I enjoyed this novel because it is humorous, and not sad or scary. It was a quick read (114 pages) but an amazing story. My favorite parts of the book was Atticus’ point of view. He thinks he is not a dog, and realizes things before the humans do. His sections were interesting, but also summed up what had happened in the previous chapter, making me think about it differently. I recommend this novel to anyone who enjoys dogs, humor and road trips.

~Elizabeth, Teen Blogger

You can find this book in the Juvenile Fiction section at J PAULSEN.

Throwback Thursday: Little Women

little women.jpgFor this Throwback Thursday you should check out Little Women by Louisa May Alcott!

Chronicles the joys and sorrows of the four March sisters as they grow into young ladies in mid-nineteenth-century New England.

First published in 1868, 150 years ago, this book has truly become a classic. It has also been adapted in a movie. This classic is great for anyone who likes stories about sisters and growing up.

You can find this book in the Juvenile Fiction section at J ALCOTT.

Book Review: Slider

Slider.jpgToday I recommend Slider by Pete Hautman.

Hoping to win a cash prize in a pizza eating contest after racking up a tab on his mother’s credit card, David must juggle his competitive eating training with the responsibility of looking after his autistic younger brother.

This book has it all – suspense, friendship, and horrifyingly gross descriptions of competitive eating.
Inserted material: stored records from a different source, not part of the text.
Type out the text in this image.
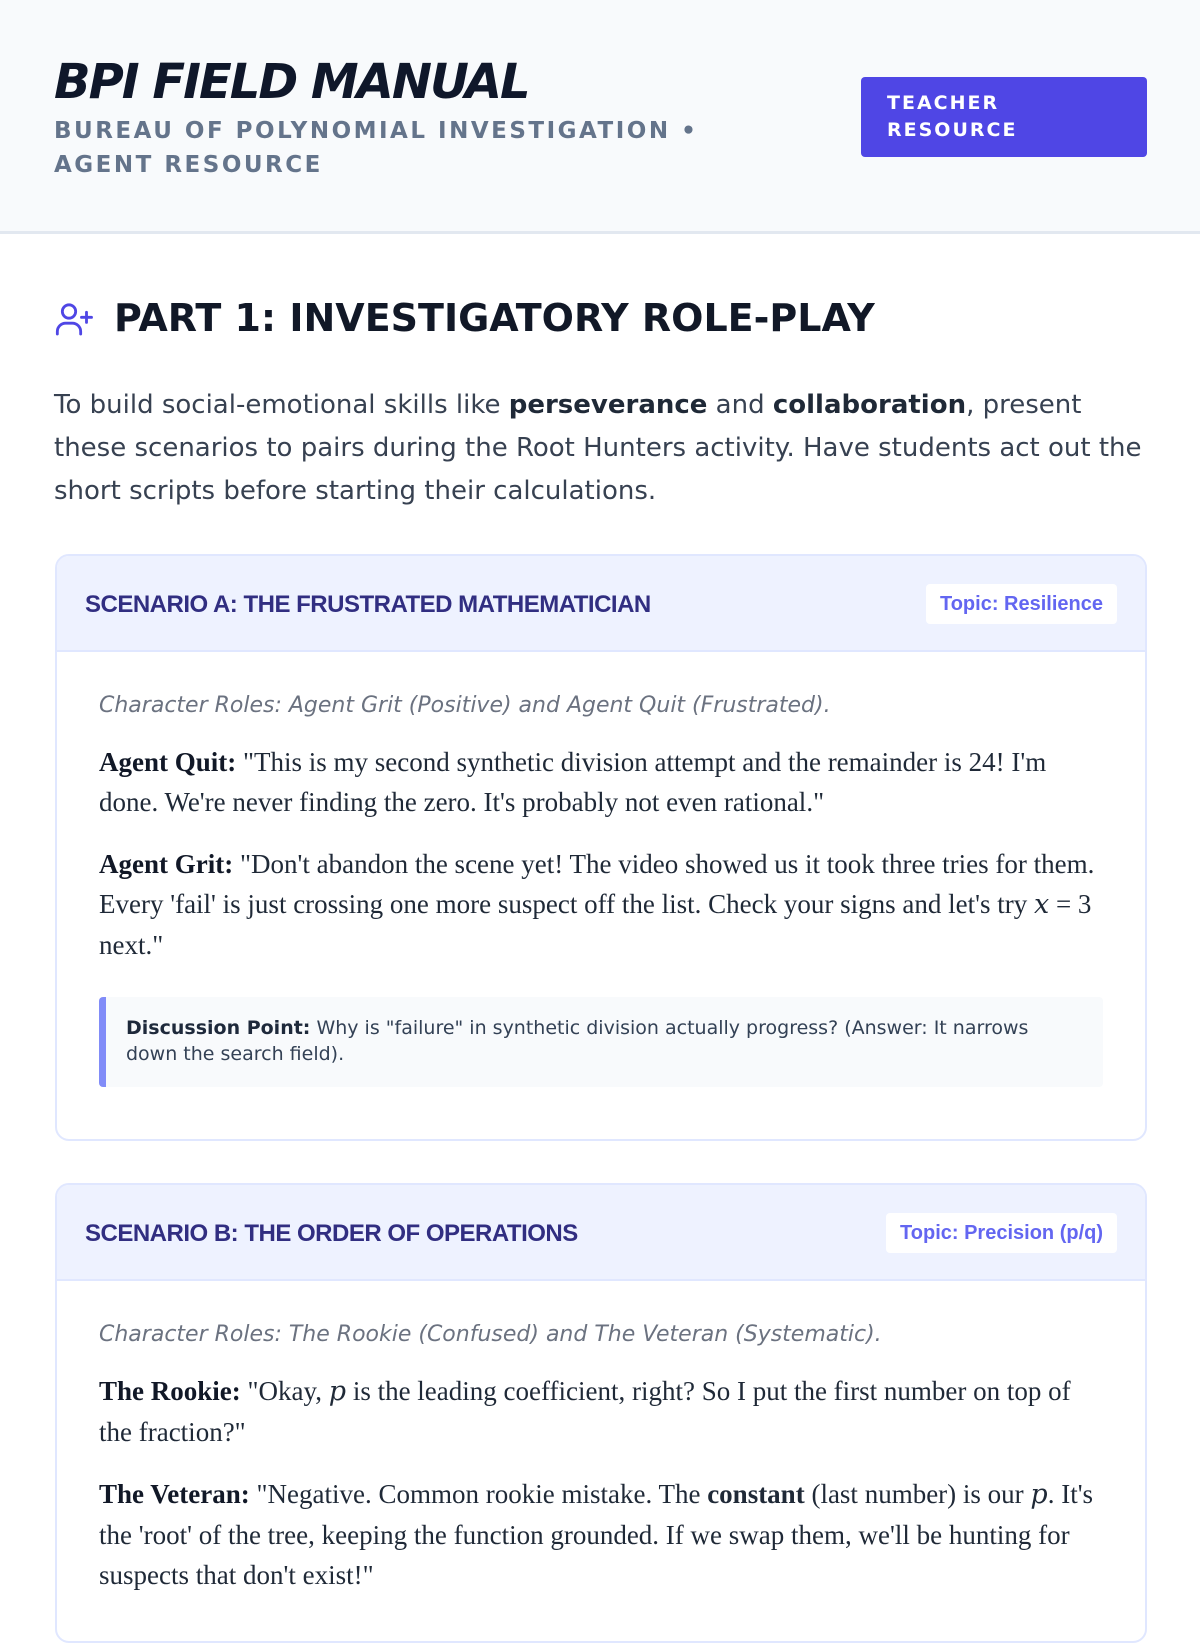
BPI FIELD MANUAL
BUREAU OF POLYNOMIAL INVESTIGATION • AGENT RESOURCE
TEACHER RESOURCE
PART 1: INVESTIGATORY ROLE-PLAY

To build social-emotional skills like perseverance and collaboration, present these scenarios to pairs during the Root Hunters activity. Have students act out the short scripts before starting their calculations.

SCENARIO A: THE FRUSTRATED MATHEMATICIAN	Topic: Resilience

Character Roles: Agent Grit (Positive) and Agent Quit (Frustrated).

Agent Quit: "This is my second synthetic division attempt and the remainder is 24! I'm done. We're never finding the zero. It's probably not even rational."

Agent Grit: "Don't abandon the scene yet! The video showed us it took three tries for them. Every 'fail' is just crossing one more suspect off the list. Check your signs and let's try x = 3 next."

Discussion Point: Why is "failure" in synthetic division actually progress? (Answer: It narrows down the search field).
SCENARIO B: THE ORDER OF OPERATIONS	Topic: Precision (p/q)

Character Roles: The Rookie (Confused) and The Veteran (Systematic).

The Rookie: "Okay, p is the leading coefficient, right? So I put the first number on top of the fraction?"

The Veteran: "Negative. Common rookie mistake. The constant (last number) is our p. It's the 'root' of the tree, keeping the function grounded. If we swap them, we'll be hunting for suspects that don't exist!"
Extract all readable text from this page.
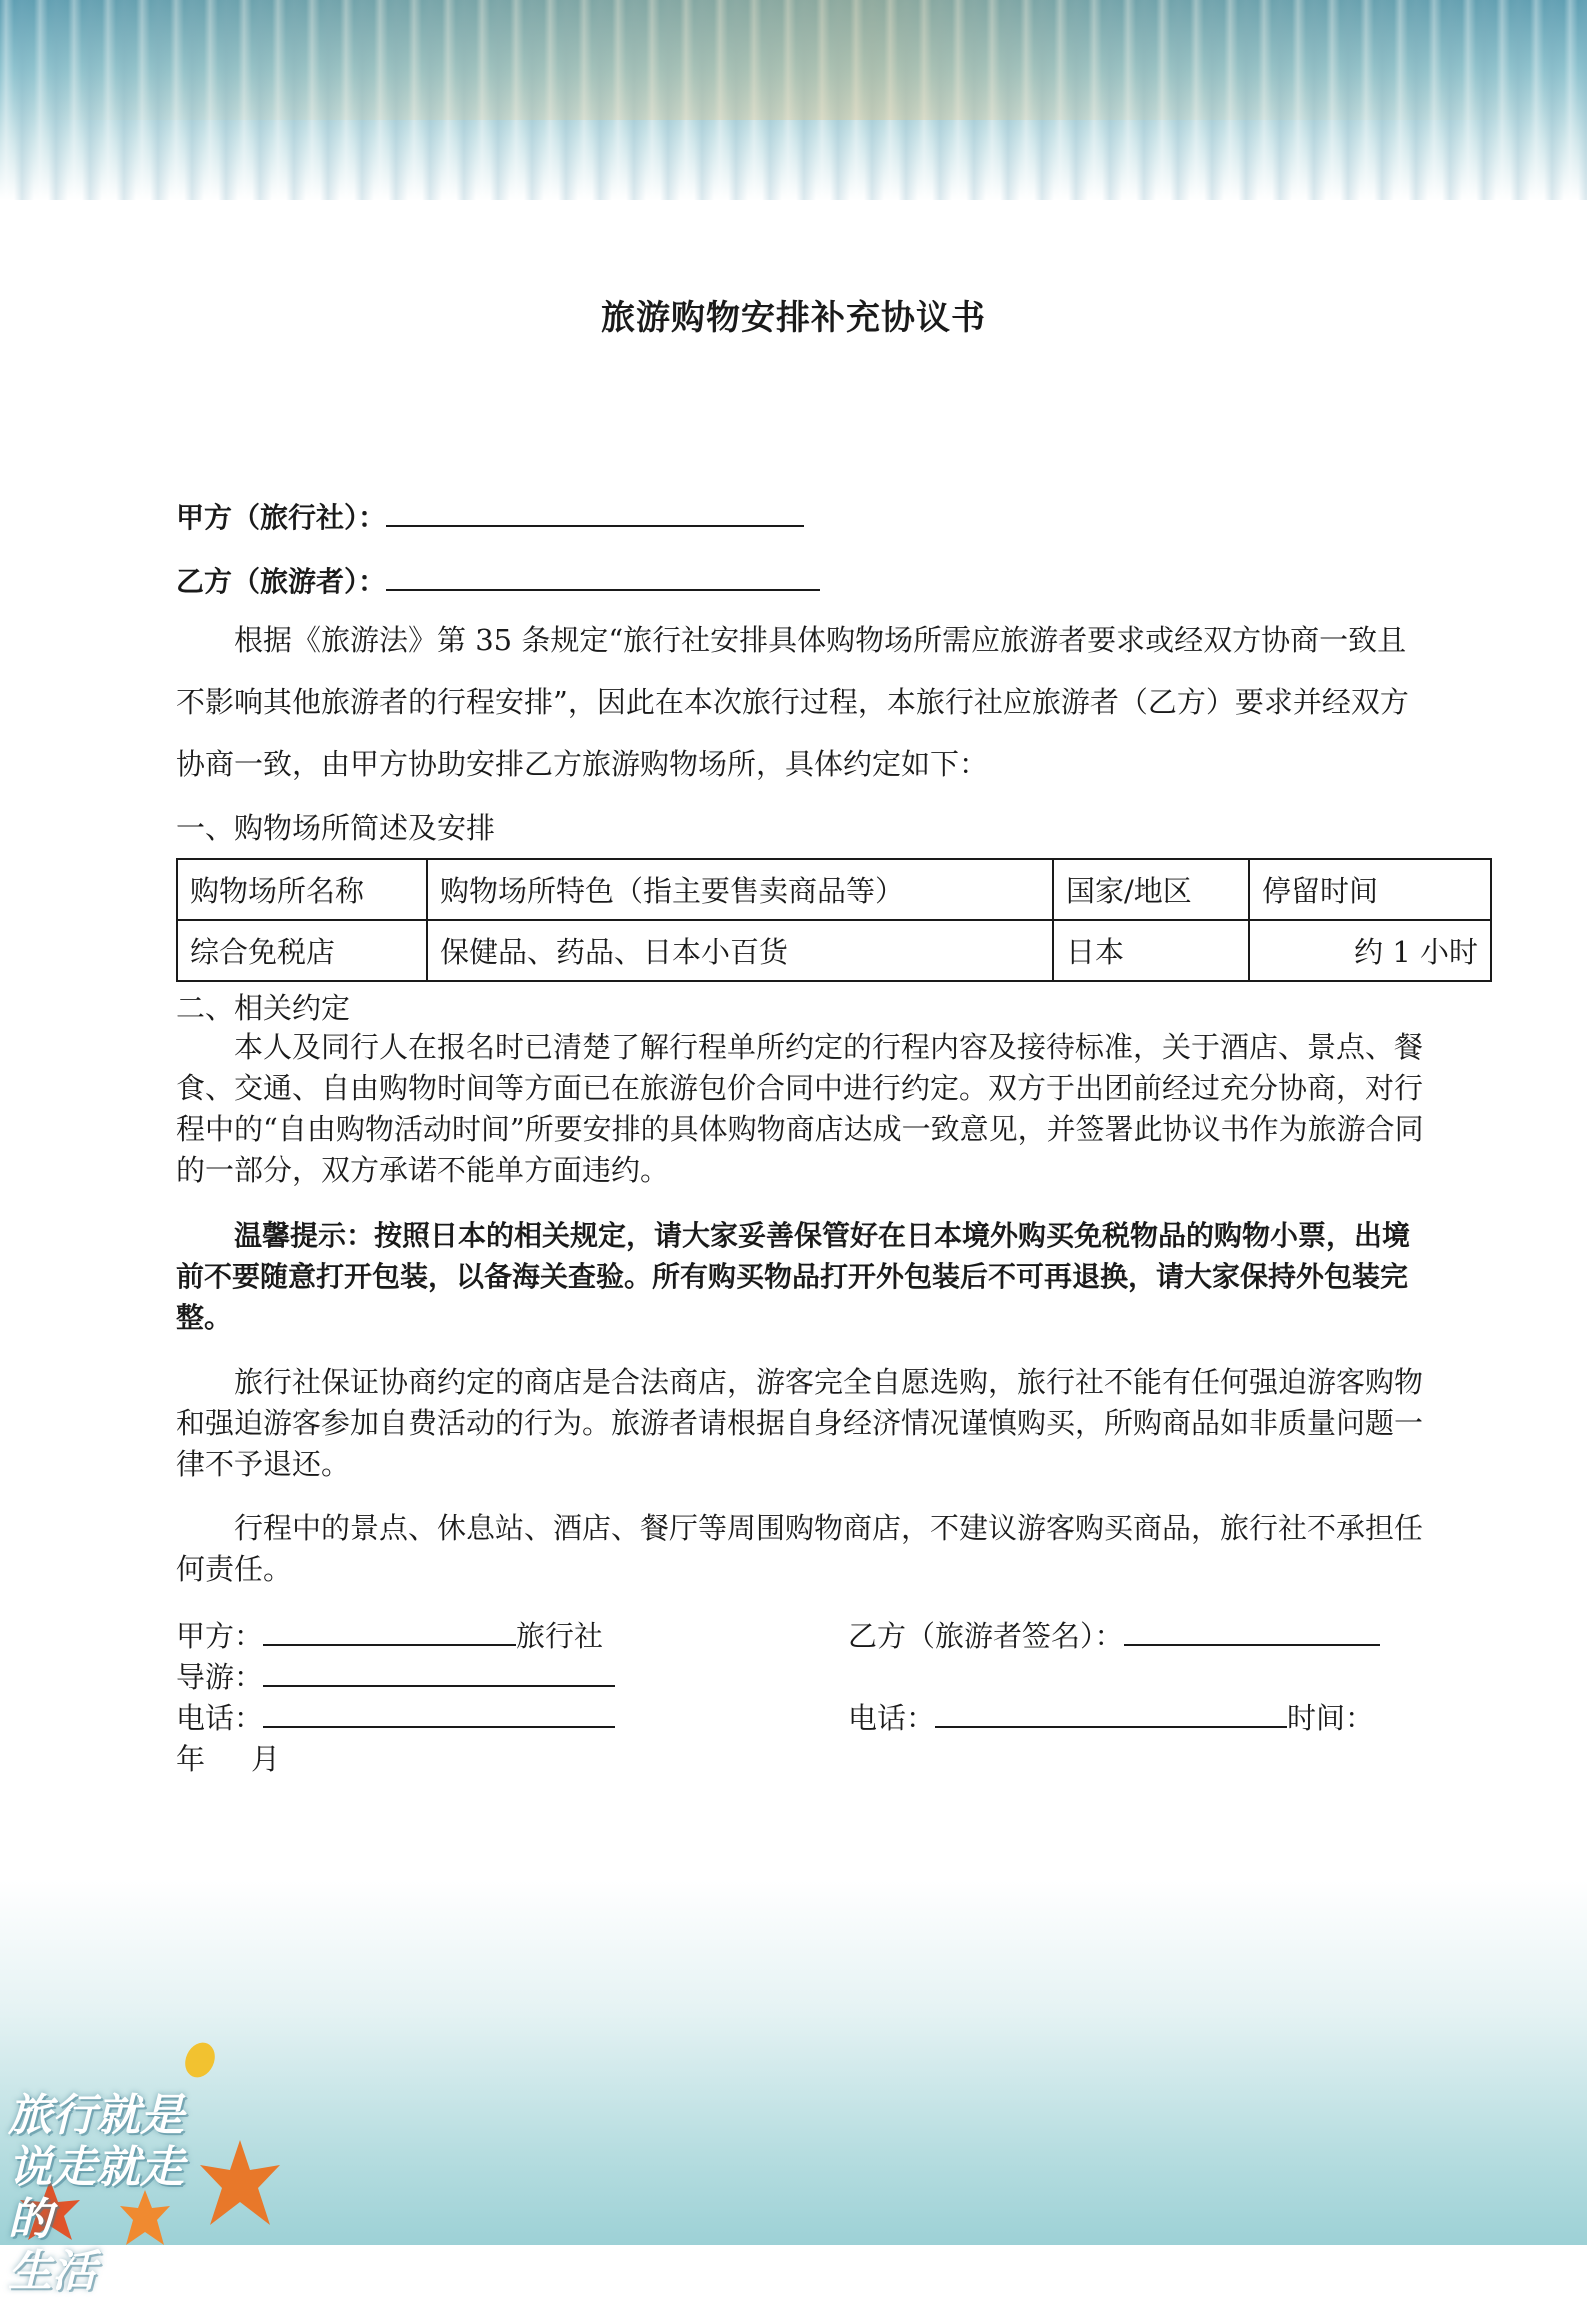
旅行就是
说走就走的
生活
旅游购物安排补充协议书
甲方（旅行社）：
乙方（旅游者）：
根据《旅游法》第 35 条规定“旅行社安排具体购物场所需应旅游者要求或经双方协商一致且不影响其他旅游者的行程安排”，因此在本次旅行过程，本旅行社应旅游者（乙方）要求并经双方协商一致，由甲方协助安排乙方旅游购物场所，具体约定如下：
一、购物场所简述及安排
购物场所名称	购物场所特色（指主要售卖商品等）	国家/地区	停留时间
综合免税店	保健品、药品、日本小百货	日本	约 1 小时
二、相关约定
本人及同行人在报名时已清楚了解行程单所约定的行程内容及接待标准，关于酒店、景点、餐食、交通、自由购物时间等方面已在旅游包价合同中进行约定。双方于出团前经过充分协商，对行程中的“自由购物活动时间”所要安排的具体购物商店达成一致意见，并签署此协议书作为旅游合同的一部分，双方承诺不能单方面违约。
温馨提示：按照日本的相关规定，请大家妥善保管好在日本境外购买免税物品的购物小票，出境前不要随意打开包装，以备海关查验。所有购买物品打开外包装后不可再退换，请大家保持外包装完整。
旅行社保证协商约定的商店是合法商店，游客完全自愿选购，旅行社不能有任何强迫游客购物和强迫游客参加自费活动的行为。旅游者请根据自身经济情况谨慎购买，所购商品如非质量问题一律不予退还。
行程中的景点、休息站、酒店、餐厅等周围购物商店，不建议游客购买商品，旅行社不承担任何责任。
甲方：	旅行社	乙方（旅游者签名）：
导游：
电话：	电话：	时间：
年 月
It addresses David’s feelings of being the ‘forgotten’ middle child in his family without ever losing the humor that is necessarily part the book as David works to stretch his stomach and win a competitive eating contest in order to pay back his mom. I winced a little every time he decided to hide his mistake and lie a little more but that situation certainly added to the suspense of the story – you’ll want to know whether or not David can win right from the beginning!

You can find Slider in the Juvenile Fiction section at J HAUTMAN.

~aw

Throwback Thursday: Holes

Holes.jpgFor this Throwback Thursday I recommend: Holes by Louis Sachar.

As further evidence of his family’s bad fortune which they attribute to a curse on a distant relative, Stanley Yelnats is sent to a hellish correctional camp in the Texas desert where he finds his first real friend, a treasure, and a new sense of himself.

I read the book well before the movie was released but I am always happy to recommend this book and the movie! This is a fun adventure story that focuses on a friendship that grows to include all of the boys who are prisoners of a terrible correctional camp in Texas. This book is also quite the award winner – Newbery Medal, Illinois’ Rebecca Caudill Award in 2002, and an American Library Association Notable Children’s Book in 1999. Published in 1998, this book is not as old as some that I recommend but it is certainly a classic.

You can find it in the Juvenile Fiction section at J SACHAR.